Au cœur de l’asphyxie que tu décris, j’ai aussi eu des instants où j’ai souri en silence – le concert folklorique des bergers m’a rappelé les années d’internat, lorsque nous, lycéens des années 80, étions conduits collectivement à l’opéra et aux concerts symphoniques. Les applaudissements démarraient dès l’accordage des instruments :-). Une expérience imposée, mais à laquelle, en fin de compte, je me sens redevable, car elle nous a éveillés à l’amour de la musique classique (peut-être pas tous :-)).
Certaines pages arrachent des larmes et attisent la colère. Comment ne pas penser à cette camarade de classe, S.M., qui a perdu la vie dans ces abattoirs où l’on envoyait les jeunes filles “pécheresses”, comme Alma ?
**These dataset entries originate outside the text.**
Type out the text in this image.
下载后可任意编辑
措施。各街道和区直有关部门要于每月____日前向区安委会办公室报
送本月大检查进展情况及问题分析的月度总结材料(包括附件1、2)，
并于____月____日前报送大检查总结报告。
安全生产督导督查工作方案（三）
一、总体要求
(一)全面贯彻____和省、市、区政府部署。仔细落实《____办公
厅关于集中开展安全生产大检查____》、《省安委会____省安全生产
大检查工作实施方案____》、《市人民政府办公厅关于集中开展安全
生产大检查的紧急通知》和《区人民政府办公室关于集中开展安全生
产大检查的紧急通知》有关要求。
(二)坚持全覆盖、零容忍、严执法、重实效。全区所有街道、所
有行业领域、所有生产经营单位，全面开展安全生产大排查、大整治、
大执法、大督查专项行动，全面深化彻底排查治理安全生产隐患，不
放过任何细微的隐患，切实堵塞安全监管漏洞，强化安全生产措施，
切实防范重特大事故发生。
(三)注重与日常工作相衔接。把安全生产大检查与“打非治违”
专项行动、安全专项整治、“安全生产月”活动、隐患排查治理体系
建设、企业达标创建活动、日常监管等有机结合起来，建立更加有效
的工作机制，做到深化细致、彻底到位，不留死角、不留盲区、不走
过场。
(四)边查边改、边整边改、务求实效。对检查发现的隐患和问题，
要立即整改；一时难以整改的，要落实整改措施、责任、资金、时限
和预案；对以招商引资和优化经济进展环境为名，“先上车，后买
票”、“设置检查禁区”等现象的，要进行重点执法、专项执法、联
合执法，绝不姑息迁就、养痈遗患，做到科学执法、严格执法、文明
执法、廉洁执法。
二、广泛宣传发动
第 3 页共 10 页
Et quelle révolte en découvrant ces débats absurdes sur le placement de la carafe et de l’utérus ! Un sujet aussi douloureux qu’actuel, qui nous hante encore aujourd’hui, alors que les droits des femmes continuent d’être menacés, qu’on leur impose toujours ce qu’elles doivent faire de leur corps, de leur vagin, de leur utérus.
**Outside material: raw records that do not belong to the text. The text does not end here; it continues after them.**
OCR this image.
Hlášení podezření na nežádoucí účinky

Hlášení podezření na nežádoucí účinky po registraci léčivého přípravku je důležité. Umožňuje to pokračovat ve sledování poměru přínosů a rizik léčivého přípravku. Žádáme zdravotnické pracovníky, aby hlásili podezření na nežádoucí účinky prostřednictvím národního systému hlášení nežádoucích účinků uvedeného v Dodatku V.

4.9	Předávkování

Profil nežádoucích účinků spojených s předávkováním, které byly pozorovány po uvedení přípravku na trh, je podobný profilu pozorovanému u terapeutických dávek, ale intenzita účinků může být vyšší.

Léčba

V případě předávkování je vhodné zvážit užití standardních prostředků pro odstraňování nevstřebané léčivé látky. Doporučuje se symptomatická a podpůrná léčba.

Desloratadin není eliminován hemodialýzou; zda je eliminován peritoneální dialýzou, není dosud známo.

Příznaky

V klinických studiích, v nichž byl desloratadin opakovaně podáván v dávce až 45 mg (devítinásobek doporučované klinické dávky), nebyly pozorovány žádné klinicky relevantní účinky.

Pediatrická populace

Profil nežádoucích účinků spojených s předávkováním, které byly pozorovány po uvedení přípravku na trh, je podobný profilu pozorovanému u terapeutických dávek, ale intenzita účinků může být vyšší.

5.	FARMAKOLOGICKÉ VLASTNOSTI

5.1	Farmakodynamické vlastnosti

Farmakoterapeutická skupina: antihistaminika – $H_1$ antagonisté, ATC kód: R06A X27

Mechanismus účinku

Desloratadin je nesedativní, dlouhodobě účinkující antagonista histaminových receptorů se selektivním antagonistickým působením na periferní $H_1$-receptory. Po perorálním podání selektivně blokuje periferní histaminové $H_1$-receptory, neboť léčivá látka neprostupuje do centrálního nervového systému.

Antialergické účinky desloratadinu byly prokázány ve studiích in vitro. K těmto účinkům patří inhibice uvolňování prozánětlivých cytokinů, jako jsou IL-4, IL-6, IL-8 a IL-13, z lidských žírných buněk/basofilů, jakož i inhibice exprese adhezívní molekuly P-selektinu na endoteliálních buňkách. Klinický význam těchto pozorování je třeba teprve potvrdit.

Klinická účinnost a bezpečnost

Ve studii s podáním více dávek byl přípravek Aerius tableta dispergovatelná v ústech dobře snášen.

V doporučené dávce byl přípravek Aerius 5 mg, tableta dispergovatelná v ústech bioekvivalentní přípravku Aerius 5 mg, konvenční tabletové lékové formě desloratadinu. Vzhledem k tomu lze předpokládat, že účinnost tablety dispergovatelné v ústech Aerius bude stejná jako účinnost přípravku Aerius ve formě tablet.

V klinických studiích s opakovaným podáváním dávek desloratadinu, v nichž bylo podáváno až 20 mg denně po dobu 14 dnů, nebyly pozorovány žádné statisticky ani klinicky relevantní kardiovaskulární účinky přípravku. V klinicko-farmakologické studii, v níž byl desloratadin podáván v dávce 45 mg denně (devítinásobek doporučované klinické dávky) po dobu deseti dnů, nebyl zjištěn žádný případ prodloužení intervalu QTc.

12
Mais dans les dernières pages, un réveil empli d’espoir – la sortie de cette “anesthésie” qui nous avait plongés dans un long engourdissement. Une anesthésie qui a déformé et mutilé notre optimisme, notre innocence, nos espoirs, notre amour, nos rêves.
2.
Je ne les ai pas vécues personnellement jusqu’aux extrêmes de l’horreur – en partie parce que j’étais protégée, mais aussi, il faut le dire, par un endoctrinement aveugle jusqu’à un certain âge. (Je n’ai aucun complexe à reconnaître mes propres failles – sans une connaissance complète de nos valeurs et de nos travers, il est impossible de s’améliorer.) Mais le fait de ne pas avoir vécu personnellement chaque phénomène ou événement ne signifie pas que le passé ne doit pas être regardé, révélé ou écrit – avec toutes ses valeurs et ses contre-valeurs, son réel et son absurde, ses drames allant du plus risible au plus douloureux, ses instants de joie, d’espoir, de déception, de peur, de terreur, de confusion.
Chacun est libre de choisir son attitude face au passé – qu’il s’agisse de mépris, de haine, d’oubli ou d’adoration. Nous ne pouvons pas changer tout le monde, mais ce qui me bouleverse le plus, c’est l’indifférence et le silence, ce manque de courage à affronter le passé dans toute son ampleur.
À titre d’exemple, à la fois risible et tragique, je rapporte ici le cas de trois amies, dont deux sœurs, amies pour la vie. Leurs parents furent convoqués en urgence depuis Shkodër et Kuçovë pour venir “juger” la “mauvaise conduite” de leurs filles : elles s’étaient éclipsées du réfectoire – pouvant accueillir 400 personnes – ou peut-être de la classe, je ne me souviens plus exactement, pour aller… au cinéma !
On pouvait être exclu de l’école pour avoir écouté les Beatles ou le Hit Parade, pour être allé sans autorisation voir un spectacle d’estrade, pour avoir raté un tir au pistolet ! On recevait des avertissements pour être allé à la pâtisserie du quartier ; on se faisait traiter de “putain” depuis les fenêtres du dortoir simplement parce qu’on pratiquait un sport !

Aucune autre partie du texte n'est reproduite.